1 April selalu punya cap sebagai “April Mop” oleh masyarakat saat ini. Tanggal di mana kejadian-kejadian yang ternyata ‘hoax’ tersebar. Tapi lahirnya SRV (Solosche Radio Vereniging) pada 1 April 81 tahun silam bukan hoax, melainkan cikal bakal RRI (Radio Republik Indonesia) itu nyata sebagai corong proklamasi kemerdekaan Indonesia demi mendapat pengakuan dunia.
SRV memang bukan stasiun radio pertama yang ada di Indonesia. Tapi SRV yang lahir di Solo pada 1 April 1933, merupakan radio pribumi pertama di era kolonialisme Hindia-Belanda.
Tak seperti NIROM (Nederlandsch Indische Radio Omroep Masstchapij) yang selalu menyuarakan propaganda Belanda, SRV justru menyiarkan kebalikannya dan terutama, sebagai corong untuk menyulut kemerdekaan Indonesia.
SRV didirikan Praja Mangkunegaran VII bersama Ir. Sarsito Mangunkusumo.
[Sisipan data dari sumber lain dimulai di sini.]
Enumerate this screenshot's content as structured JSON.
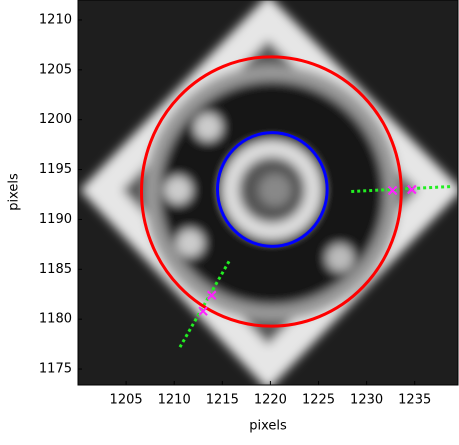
{
  "chart_data": {
    "type": "overlay",
    "xlabel": "pixels",
    "ylabel": "pixels",
    "xlim": [
      1200,
      1239.5
    ],
    "ylim": [
      1173.4,
      1212
    ],
    "xticks": [
      1205,
      1210,
      1215,
      1220,
      1225,
      1230,
      1235
    ],
    "yticks": [
      1175,
      1180,
      1185,
      1190,
      1195,
      1200,
      1205,
      1210
    ],
    "circles": [
      {
        "color": "#ff0000",
        "cx": 1220.1,
        "cy": 1192.8,
        "r": 13.5
      },
      {
        "color": "#0000ff",
        "cx": 1220.2,
        "cy": 1193.0,
        "r": 5.7
      }
    ],
    "lines": [
      {
        "color": "#22ee22",
        "x": [
          1228.4,
          1238.8
        ],
        "y": [
          1192.8,
          1193.3
        ]
      },
      {
        "color": "#22ee22",
        "x": [
          1215.7,
          1210.6
        ],
        "y": [
          1185.8,
          1177.2
        ]
      }
    ],
    "markers": {
      "color": "#ff22ff",
      "x": [
        1232.7,
        1234.7,
        1213.9,
        1213.0
      ],
      "y": [
        1192.9,
        1193.0,
        1182.4,
        1180.8
      ]
    }
  }
}
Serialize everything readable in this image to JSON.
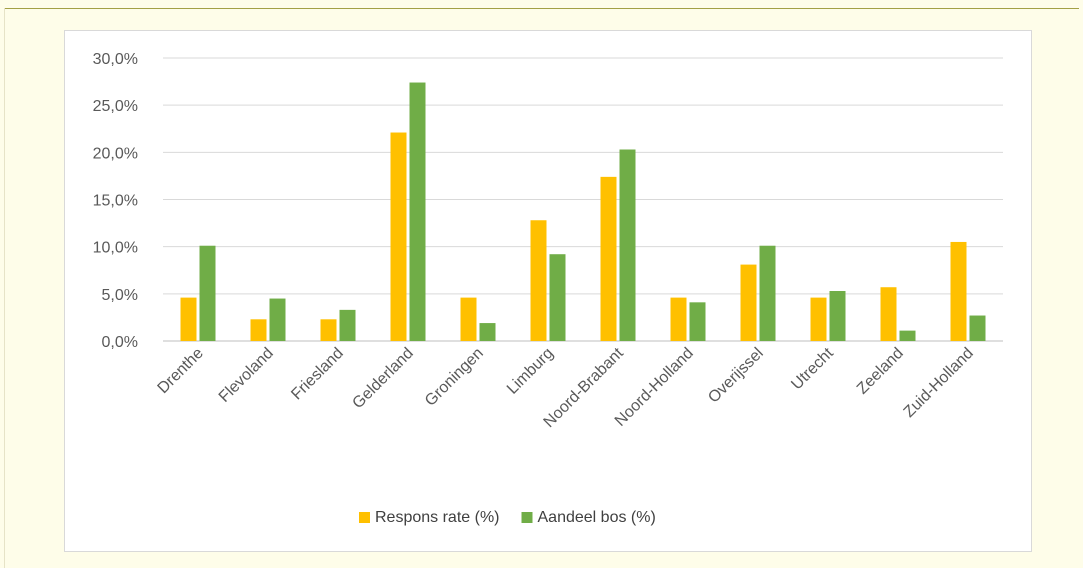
{
  "chart_data": {
    "type": "bar",
    "categories": [
      "Drenthe",
      "Flevoland",
      "Friesland",
      "Gelderland",
      "Groningen",
      "Limburg",
      "Noord-Brabant",
      "Noord-Holland",
      "Overijssel",
      "Utrecht",
      "Zeeland",
      "Zuid-Holland"
    ],
    "series": [
      {
        "name": "Respons rate (%)",
        "color": "#ffc000",
        "values": [
          4.6,
          2.3,
          2.3,
          22.1,
          4.6,
          12.8,
          17.4,
          4.6,
          8.1,
          4.6,
          5.7,
          10.5
        ]
      },
      {
        "name": "Aandeel bos (%)",
        "color": "#70ad47",
        "values": [
          10.1,
          4.5,
          3.3,
          27.4,
          1.9,
          9.2,
          20.3,
          4.1,
          10.1,
          5.3,
          1.1,
          2.7
        ]
      }
    ],
    "ylim": [
      0,
      30
    ],
    "yticks": [
      "0,0%",
      "5,0%",
      "10,0%",
      "15,0%",
      "20,0%",
      "25,0%",
      "30,0%"
    ],
    "grid": true,
    "legend_position": "bottom"
  }
}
Sedikit unik soal bagaimana SRV bisa berdiri, lantaran awalnya, mereka disubsidi NIROM. Tapi lantaran beberapa siaran yang bikin ‘gatal’ telinga orang Belanda, NIROM mencabut subsidi tersebut.
“Siaran Ketimuran seluruhnya akan dikuasai oleh NIROM sendiri,” bunyi berita dari NIROM pada 1936.
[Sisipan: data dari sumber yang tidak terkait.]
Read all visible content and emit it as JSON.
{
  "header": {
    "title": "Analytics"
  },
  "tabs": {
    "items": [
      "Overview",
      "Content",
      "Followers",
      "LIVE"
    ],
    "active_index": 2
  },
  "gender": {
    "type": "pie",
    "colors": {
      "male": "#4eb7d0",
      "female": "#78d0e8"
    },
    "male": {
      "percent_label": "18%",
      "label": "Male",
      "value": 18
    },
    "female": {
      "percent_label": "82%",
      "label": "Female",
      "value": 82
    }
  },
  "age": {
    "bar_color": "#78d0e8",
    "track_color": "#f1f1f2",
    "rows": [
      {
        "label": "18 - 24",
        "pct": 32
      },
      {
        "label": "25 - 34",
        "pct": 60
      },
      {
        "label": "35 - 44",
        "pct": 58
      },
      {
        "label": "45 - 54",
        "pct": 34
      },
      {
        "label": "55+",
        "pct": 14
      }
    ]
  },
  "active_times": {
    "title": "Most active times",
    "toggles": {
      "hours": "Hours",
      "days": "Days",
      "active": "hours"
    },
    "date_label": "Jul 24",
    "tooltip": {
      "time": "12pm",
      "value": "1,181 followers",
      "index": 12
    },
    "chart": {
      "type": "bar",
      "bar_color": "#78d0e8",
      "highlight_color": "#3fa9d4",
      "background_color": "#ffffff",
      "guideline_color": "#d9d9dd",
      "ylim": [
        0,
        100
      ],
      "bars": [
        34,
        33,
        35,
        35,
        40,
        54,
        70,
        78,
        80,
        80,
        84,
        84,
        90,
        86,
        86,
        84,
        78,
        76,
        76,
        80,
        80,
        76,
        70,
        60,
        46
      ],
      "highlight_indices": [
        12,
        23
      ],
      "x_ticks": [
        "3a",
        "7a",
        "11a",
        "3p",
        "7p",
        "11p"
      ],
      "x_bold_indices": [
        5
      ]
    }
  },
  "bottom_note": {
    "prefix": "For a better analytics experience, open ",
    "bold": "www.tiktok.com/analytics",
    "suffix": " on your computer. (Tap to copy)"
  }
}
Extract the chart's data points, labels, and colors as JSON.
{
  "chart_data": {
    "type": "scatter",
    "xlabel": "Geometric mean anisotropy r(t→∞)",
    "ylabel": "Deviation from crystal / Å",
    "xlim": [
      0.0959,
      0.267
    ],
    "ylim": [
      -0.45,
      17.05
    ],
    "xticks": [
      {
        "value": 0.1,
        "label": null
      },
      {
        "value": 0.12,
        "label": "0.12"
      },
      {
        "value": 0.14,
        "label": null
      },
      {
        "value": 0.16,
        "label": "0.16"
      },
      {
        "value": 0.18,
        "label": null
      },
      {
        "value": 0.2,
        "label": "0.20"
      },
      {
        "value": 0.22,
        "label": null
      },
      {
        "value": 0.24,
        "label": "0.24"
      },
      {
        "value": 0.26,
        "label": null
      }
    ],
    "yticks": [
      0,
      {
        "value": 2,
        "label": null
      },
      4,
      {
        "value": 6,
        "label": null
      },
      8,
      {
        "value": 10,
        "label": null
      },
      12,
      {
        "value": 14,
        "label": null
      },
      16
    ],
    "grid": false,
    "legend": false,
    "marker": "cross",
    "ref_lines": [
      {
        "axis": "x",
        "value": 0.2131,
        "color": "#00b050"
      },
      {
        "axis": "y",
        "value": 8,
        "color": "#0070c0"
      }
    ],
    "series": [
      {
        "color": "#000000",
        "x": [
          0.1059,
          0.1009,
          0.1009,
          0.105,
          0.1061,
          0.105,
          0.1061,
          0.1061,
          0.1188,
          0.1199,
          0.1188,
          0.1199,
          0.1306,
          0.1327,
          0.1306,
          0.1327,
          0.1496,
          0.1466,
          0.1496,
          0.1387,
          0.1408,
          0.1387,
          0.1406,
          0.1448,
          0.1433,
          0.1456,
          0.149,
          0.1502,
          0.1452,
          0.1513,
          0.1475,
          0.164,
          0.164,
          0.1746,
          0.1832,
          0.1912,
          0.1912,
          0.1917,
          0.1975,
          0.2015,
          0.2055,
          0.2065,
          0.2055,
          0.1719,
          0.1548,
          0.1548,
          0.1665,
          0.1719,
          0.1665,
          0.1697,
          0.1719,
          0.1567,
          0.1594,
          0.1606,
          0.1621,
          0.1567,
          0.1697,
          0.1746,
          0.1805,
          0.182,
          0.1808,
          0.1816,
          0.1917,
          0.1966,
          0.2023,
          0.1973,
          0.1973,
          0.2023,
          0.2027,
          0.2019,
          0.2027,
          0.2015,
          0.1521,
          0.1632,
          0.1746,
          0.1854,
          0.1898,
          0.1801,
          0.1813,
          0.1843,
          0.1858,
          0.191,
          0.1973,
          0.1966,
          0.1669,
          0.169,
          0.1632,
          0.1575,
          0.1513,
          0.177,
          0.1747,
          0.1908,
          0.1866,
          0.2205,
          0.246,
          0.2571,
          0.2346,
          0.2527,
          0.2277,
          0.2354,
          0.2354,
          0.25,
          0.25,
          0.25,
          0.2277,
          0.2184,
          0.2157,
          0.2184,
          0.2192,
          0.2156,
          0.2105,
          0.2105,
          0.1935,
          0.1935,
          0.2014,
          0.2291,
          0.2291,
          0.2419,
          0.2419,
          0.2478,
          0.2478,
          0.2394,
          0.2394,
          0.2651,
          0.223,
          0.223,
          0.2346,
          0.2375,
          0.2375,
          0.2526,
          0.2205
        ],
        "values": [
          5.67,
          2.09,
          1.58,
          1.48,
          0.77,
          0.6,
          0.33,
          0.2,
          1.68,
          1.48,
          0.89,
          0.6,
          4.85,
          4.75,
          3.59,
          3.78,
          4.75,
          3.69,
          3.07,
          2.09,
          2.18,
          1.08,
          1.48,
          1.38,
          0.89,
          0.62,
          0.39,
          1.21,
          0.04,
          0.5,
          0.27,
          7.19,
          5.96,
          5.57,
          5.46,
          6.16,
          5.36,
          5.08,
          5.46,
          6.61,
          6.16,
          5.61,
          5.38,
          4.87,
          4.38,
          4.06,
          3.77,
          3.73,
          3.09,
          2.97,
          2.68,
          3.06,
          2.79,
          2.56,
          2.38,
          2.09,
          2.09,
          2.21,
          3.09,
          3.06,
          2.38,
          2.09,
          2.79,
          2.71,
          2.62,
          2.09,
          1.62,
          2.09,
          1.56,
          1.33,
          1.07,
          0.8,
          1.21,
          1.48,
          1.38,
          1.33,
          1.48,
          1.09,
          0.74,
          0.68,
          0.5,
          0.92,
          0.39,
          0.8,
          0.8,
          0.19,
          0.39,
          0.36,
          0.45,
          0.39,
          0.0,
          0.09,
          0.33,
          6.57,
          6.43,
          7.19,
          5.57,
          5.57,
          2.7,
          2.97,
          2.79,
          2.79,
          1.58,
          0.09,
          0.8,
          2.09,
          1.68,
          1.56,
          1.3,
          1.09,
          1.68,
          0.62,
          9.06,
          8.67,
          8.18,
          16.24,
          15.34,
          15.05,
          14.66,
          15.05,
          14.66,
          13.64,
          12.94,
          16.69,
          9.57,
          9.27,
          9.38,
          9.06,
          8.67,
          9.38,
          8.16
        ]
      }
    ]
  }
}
Ketika Perang Dunia II pecah, SRV direformasi oleh pemerintah pendudukan Jepang, menjadi Solo Hoso Kyoku dan diharuskan tunduk pada kebijakan serta propaganda Jepang.
Pun begitu, bukan berarti spirit mereka untuk terus mengobarkan rasa kebangsaan luntur. Di bawah pimpinan R. Maladi, mereka sering menyiarkan lagu-lagu bernuansa perjuangan, seperti “Ayak-ayakan Kaloran” dan gending “Puspawarna”.
Tapi kemudian, R. Maladi pun sering dipanggil pemerintah pendudukan Jepang akibat siaran-siaran SRV itu. Adapun pasca-pendudukan Jepang berakhir, SRV jadi corong penyiaran kemerdekaan Indonesia ke dunia luar.
Demi mencegah direbutnya SRV di Solo oleh sekutu dan Belanda yang ingin kembali menguasai Indonesia, SRV yang berganti nama menjadi RRI pada 11 September 1945, memindahkan sejumlah perangkat ke Desa Balong, Karanganyar, Jawa Tengah.
Dari situlah berita kemerdekaan ditransmisikan menuju Bukittinggi, Sumatera Barat dan kemudian ke Aceh. Dari negeri Serambi Mekah itu, berita kemerdekaan Indonesia bisa terdengar sampai ke Singapura, India dan kemudian PBB.
Berita-berita tentang perlawanan militer dan rakyat Indonesia terus bisa disiarkan, kendati terdapat beberapa upaya pembungkaman dari Belanda. Contohnya pada 25 November 1945, di mana sekutu mencoba membom markas RRI di Solo. Beruntung, saat itu R. Maladi sudah memindahkan markas RRI ke Tawangmangu.